Plutot « Netflix » que « and chill »

Ceci n’est gui?re la chronique d’une en gali?re baisee, mais bien d’une honnete soeur. Je ne viens gui?re ici vous ecrire votre pamphlet engage pour l’abolition de ces vies sexuelles. Ca n’arrivera gui?re, vous etes des animaux, vous continuerez a vous monter dessus. Ca n’arrivera gui?re, nous sommes des amoureux, nous continuerons a faire deraper notre tendresse. Ca n’arrivera nullement, concernant le bien de l’espece. Ce que je souhaite juste c’est mettre en lumiere votre pression sociale qui nous pousse a crier a tue-tete que le sexe « c’est quand meme la chose la plus cool de l’univers omg » (malhonnetete supreme pour quiconque a deja goute une poutine gout mac&cheese). Dans une monde de performance, la sexualite reste devenue un critere de reconnaissance sociale qui nous entraine a mentir pour ne point paraitre moins erotiques que nos pairs, ainsi, qui nous force a couiner faussement pour ne point sembler frigide au lit. Mes rapports sexuels vont pouvoir evidemment etre une source de jouissance considerable et aux effets parfois mystiques, je vous l’admets avec bonheur, on ne s’est gui?re foutu de vous a ce point-la non plus… Cependant, placer le joie sexuel au plus haut point du pantheon des passions humaines tend a le transformer en votre graal inatteignable, en une utopie ereintante.
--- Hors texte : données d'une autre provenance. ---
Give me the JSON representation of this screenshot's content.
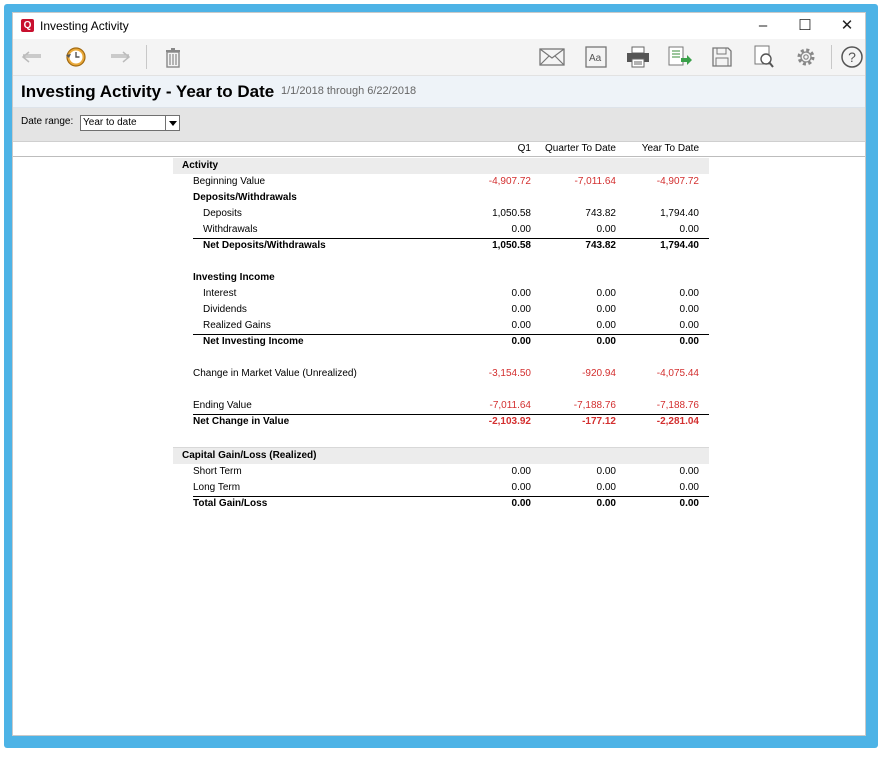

A s’essouffler insatiablement pour l’atteindre on omet de se satisfaire du chemin qui y mene. Philosophique n’est-ce pas ? Comme me l’a dit un de mes vieux amis, dans un elan de sagesse entre son sixieme et le septieme litre de biere, « c’est du sexe, c’est fun, c’est bien, enjoy it and don’t take it too seriously ». Alors, avouons-le-nous, il n’y avait pas de quoi en Realiser une edition speciale.